Hasil disertasinya dibukukan dengan judul: Making Them Indonesian: Child Transfer out of East Timor yang diterbitkan Monash University Publishing Melbourne, 2012. Kemudian pada tahun 2014, buku ini diterjemahkan ke dalam bahasa Indonesia oleh Nugraha Katjasungkana dan diterbitkan oleh KPG (Kepustakaan Populer Gramedia), tepatnya pada Januari 2014.

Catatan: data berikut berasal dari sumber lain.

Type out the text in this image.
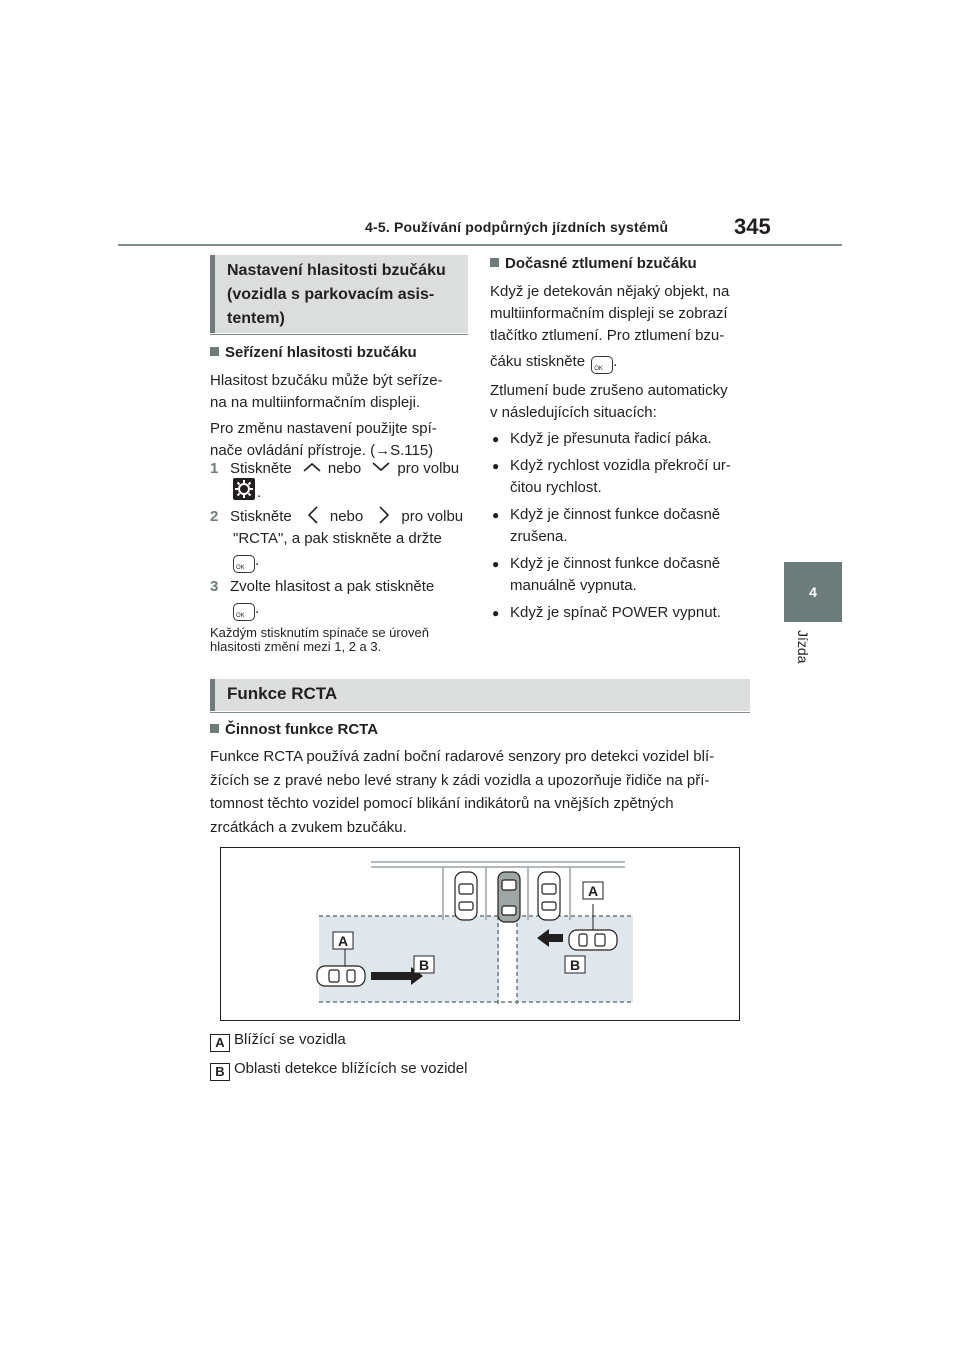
4-5. Používání podpůrných jízdních systémů	345
4
Jízda
Nastavení hlasitosti bzučáku
(vozidla s parkovacím asis-
tentem)
Seřízení hlasitosti bzučáku

Hlasitost bzučáku může být seříze-

na na multiinformačním displeji.

Pro změnu nastavení použijte spí-

nače ovládání přístroje. (→S.115)

1 Stiskněte nebo pro volbu
.
2 Stiskněte	nebo	pro volbu
"RCTA", a pak stiskněte a držte
OK .
3 Zvolte hlasitost a pak stiskněte
OK .
Každým stisknutím spínače se úroveň
hlasitosti změní mezi 1, 2 a 3.
Dočasné ztlumení bzučáku

Když je detekován nějaký objekt, na

multiinformačním displeji se zobrazí

tlačítko ztlumení. Pro ztlumení bzu-

čáku stiskněte OK .

Ztlumení bude zrušeno automaticky

v následujících situacích:

● Když je přesunuta řadicí páka.
● Když rychlost vozidla překročí ur-
čitou rychlost.
● Když je činnost funkce dočasně
zrušena.
● Když je činnost funkce dočasně
manuálně vypnuta.
● Když je spínač POWER vypnut.
Funkce RCTA
Činnost funkce RCTA

Funkce RCTA používá zadní boční radarové senzory pro detekci vozidel blí-

žících se z pravé nebo levé strany k zádi vozidla a upozorňuje řidiče na pří-

tomnost těchto vozidel pomocí blikání indikátorů na vnějších zpětných

zrcátkách a zvukem bzučáku.

A
A
B	B
A Blížící se vozidla
B Oblasti detekce blížících se vozidel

Bagi seseorang yang menguasai sejarah Timor Timur sudah tentu buku ini sangat dangkal. Buku ini banyak bercerita tentang Timor Timur, tetapi tanpa dilengkapi data mendalam.
Buku setebal 354 halaman ini banyak bercerita mengenai pernyataan anak-anak yang tidak rela diambil oleh pasukan Indonesia atau dilarikan dari Timor Timur. Di antaranya adalah TBO Alfredo yang dibawa ke Sulawesi di usia 13 tahun, tahun 1980.

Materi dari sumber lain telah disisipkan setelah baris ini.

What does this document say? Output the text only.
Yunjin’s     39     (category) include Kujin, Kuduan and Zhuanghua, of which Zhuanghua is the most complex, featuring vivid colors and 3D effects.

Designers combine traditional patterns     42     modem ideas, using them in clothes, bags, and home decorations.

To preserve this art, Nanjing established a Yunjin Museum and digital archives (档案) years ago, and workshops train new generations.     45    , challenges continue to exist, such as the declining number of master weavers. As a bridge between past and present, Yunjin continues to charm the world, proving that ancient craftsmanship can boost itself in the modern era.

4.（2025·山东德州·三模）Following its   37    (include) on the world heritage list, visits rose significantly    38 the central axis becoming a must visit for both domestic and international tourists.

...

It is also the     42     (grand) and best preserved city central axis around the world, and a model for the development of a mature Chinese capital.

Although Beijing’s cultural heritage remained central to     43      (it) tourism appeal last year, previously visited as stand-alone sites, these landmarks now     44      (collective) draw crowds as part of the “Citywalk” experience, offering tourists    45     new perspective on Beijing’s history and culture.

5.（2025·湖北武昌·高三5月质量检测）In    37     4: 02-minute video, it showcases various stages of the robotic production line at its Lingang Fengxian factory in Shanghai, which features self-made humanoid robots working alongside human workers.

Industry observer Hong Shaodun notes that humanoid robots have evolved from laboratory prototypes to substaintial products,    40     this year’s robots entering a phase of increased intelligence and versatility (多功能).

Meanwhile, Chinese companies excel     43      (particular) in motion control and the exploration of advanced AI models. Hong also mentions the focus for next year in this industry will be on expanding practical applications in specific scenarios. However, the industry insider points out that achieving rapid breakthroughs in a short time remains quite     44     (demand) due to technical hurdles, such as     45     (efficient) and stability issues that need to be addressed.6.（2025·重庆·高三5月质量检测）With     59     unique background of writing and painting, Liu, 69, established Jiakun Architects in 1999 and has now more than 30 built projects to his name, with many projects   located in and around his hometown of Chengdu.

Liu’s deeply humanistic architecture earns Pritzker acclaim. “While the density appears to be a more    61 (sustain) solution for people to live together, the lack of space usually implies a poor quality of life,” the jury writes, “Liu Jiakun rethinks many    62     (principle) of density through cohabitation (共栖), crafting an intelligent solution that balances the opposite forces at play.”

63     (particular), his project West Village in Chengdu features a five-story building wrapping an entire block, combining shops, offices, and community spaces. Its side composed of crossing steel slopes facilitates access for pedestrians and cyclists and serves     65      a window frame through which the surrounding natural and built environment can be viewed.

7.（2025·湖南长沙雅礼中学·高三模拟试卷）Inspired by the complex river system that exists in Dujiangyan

“Untuk si prajurit, Alfredo adalah bukti kepahlawanannya, tetapi bagi Alfredo, ia dianggap sebagai seorang primitif.” (halaman 99).
Pandangan Helene van Klinken memang ingin menyamakan penduduk aborigin, penduduk asli Australia di mana anak-anaknya diambil oleh pemerintah Australia untuk diasimilasikan ke dalam masyarakat kulit putih dengan tujuan Indonesia menjadikan anak-anak Timor Timur untuk menjadi orang Indonesia.

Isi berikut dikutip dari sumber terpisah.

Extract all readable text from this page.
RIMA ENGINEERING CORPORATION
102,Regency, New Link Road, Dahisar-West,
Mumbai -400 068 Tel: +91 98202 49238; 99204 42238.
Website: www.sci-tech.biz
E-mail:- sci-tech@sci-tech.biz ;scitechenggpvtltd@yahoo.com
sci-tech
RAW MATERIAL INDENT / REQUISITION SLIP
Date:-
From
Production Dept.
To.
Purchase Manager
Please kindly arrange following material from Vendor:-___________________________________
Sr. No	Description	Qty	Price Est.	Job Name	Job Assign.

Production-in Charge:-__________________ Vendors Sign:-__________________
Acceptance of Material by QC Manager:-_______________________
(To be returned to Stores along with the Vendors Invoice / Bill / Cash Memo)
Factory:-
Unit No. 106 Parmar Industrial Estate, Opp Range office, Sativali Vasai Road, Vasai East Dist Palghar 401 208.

Saya menganggapnya, pandangan Helene van Klinken tidak tepat menyamakan dua kasus ini. Kita akui di dalam situasi darurat perang, pastilah anak-anak menjadi korban. Penyelamatan anak di mana pun di dunia ini merupakan sebuah keutamaan. Apalagi anak-anak tersebut tidak dilentarkan, tetapi dididik dan disekolah kan demi masa depannya.
Kelemahan Helene van Klinken selanjutnya, ia tidak memiliki bukti dalam membicarakan satu hal. Di halaman 252, ia menulis:”…meskipun saya tidak punya bukti bahwa tentara membawa anak-anak untuk diadopsi pada waktu itu.” Menurut saya,”tidak punya bukti,” adalah kegagalan Helene menulis disertasinya.
Juga ketika membicarakan sejarah Timor Timur, Helene van Klien tidak mengaitkannya ketika Timor Timur masih di bawah jajahan Portugis. Bagaimana merebaknya partai komunis di Timor Timur yang diwakili Partai Fretelin, meresahkan Amerika Serikat dan Australia, sehingga secara tidak langsung merestui Indonesia masuk ke Timor Timur, agar komunis tidak meraja lela.Rupanya Helene van Klien menulis dengan memotong sebagian sejarah Timor Timur itu sendiri. Hal ini sangat disayangkan. Apalagi kalau kita membaca sendiri tulisan wartawan Australia dari Surat Kabar Sunday Territorian, Frank Alcora, tanggal 31 Juli 1994.
Di dalam tulisannya itu Alcorta menggarisbawahi:” Indonesia tidak ada pilihan lain selain masuk Timor Timur. Saya kira baik Australia maupun Indonesia tidak ingin kalau Kuba yang masuk ke sana.” Dengan kata lain, disertasi Helene van Klien miskin dengan sejarah Timor Timur, meskipun ia pernah bekerja di dunia akademis di Indonesia antara tahun 1984 dan 1991.